Amazon's Hunger for Food and Deals

read time: 2 min
16.08.17

When news arrived that Amazon Pantry was launching with a few thousand non-perishable grocery offerings available for delivery and a £3 fee, it was just the opening salvo. One review had Amazon beating its UK supermarket rivals on price. No surprise there, perhaps.

The tech giant waited until mid-2016 for its UK launch of Amazon Fresh. Starting with London, its Prime customers get a fairly vast gamut of groceries supplemented by local offerings like Gail’s and Paxton & Whitfield. Entering a Central London postcode triggers its website to display a banner touting same-day delivery of anything in the range if you order before 8 a.m.

Already under threat

What is not news is how competitive the UK supermarket landscape is. Catering to a fickle, budget-conscious public, the likes of Tesco, Sainsburys, Asda and Waitrose respond to the pressures that start in the home, and they in turn put heat on the farmers. Margins were already thin, so when German discounter Lidl announced a UK-wide marketing campaign in 2014, their forecast expansion of as many as fifteen hundred stores must have induced a headache or two.

The grocery business in the UK, then, is not for the faint-hearted – an epithet that could scarcely be applied to Amazon, who recently announced its $13.7 billion purchase of Whole Foods.

Discounters not the real threat?

Writing for the Grocer, David Sables looks past cut-price German entrants Lidl and Aldi and towards the algorithms that are used to set lower prices nationally: ‘It’s not the discounters who are bleeding the industry of margin, it’s Amazon. Spare a thought for the buyers. You have years of experience managing your range and display to a set of shelves but your competition has no shelves.’

Benefit to suppliers or producers?

So if the Whole Foods acquisition is the game-changer that observers claim, who stands to benefit other than the shareholders?

It depends on whom you ask. For food retail workers, the future isn’t bright. By 2025, predicts the British Retail Consortium, upwards of a million jobs could be gone as groceries go digital.

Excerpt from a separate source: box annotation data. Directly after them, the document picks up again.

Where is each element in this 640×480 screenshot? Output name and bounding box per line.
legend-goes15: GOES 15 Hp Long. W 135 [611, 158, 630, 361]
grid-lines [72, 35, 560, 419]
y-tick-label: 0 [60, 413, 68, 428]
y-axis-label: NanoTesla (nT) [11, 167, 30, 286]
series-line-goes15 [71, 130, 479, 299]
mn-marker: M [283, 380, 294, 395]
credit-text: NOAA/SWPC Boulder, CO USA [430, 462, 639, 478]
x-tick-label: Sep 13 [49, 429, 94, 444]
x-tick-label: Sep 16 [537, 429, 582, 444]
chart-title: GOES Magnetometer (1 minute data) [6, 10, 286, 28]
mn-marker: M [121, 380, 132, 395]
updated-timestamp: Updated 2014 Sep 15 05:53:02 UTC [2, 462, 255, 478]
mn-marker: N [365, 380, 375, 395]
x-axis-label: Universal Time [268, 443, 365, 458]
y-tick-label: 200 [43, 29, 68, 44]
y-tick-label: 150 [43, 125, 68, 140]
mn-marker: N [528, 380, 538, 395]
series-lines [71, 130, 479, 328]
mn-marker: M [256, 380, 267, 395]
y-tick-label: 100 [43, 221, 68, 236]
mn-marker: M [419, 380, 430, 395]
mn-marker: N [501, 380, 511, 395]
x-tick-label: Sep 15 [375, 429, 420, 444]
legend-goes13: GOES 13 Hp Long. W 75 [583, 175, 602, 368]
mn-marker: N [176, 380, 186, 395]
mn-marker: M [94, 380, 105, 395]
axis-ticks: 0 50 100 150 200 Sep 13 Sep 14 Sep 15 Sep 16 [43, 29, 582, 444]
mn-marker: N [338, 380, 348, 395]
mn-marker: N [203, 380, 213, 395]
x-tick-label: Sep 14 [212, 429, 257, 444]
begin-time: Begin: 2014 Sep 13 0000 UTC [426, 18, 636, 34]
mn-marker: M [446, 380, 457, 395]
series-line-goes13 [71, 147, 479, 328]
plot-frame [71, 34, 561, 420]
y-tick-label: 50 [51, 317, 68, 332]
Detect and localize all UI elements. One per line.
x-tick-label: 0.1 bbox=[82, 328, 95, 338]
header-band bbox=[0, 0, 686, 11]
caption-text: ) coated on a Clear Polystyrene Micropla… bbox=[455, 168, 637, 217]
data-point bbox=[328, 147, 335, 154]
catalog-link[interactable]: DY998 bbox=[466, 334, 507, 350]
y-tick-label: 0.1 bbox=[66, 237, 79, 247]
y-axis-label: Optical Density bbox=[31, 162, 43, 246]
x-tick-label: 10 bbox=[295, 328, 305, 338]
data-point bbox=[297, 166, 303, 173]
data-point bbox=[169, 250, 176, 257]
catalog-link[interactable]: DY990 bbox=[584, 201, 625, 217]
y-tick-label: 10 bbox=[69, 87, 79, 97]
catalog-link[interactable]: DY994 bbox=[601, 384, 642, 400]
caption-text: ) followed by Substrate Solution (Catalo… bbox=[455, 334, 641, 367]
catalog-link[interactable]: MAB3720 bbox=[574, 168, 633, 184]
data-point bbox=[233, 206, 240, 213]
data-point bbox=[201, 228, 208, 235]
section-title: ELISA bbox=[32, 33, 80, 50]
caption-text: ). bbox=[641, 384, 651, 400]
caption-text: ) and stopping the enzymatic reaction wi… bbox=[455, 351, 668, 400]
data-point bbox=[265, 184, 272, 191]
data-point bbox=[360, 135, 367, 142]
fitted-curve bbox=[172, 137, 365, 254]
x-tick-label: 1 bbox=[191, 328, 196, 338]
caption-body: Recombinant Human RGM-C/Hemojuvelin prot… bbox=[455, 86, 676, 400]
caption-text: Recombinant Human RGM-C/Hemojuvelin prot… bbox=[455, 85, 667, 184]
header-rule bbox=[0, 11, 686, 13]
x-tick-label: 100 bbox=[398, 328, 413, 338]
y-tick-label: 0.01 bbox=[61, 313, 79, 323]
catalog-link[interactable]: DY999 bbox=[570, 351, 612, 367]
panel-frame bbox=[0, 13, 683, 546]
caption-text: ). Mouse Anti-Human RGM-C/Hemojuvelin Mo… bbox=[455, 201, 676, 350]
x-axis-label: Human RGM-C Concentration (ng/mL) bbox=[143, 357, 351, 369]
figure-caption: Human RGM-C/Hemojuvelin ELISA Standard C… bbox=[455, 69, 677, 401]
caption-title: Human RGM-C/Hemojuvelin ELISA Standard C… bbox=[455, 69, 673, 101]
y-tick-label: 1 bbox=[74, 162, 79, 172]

For small businesses with unique wares, they may have to find the sweet spot. Canvassing locals in Austin, Texas, where Whole Foods is headquartered, the Guardian weighs the pros and cons: Huge corporations might have the potential to destroy small businesses – but their heft can also create conditions where boutique retailers can flourish.

Beat ‘em or join ‘em

Amazon’s largest non-US deal was with Morrisons, as Britain’s fourth-largest supermarket chain conspired with the tech giant (a few months before the Fresh launch) to deliver groceries on demand. In an already competitive market, local shops would scarcely have welcomed the increased erosion of their customer base.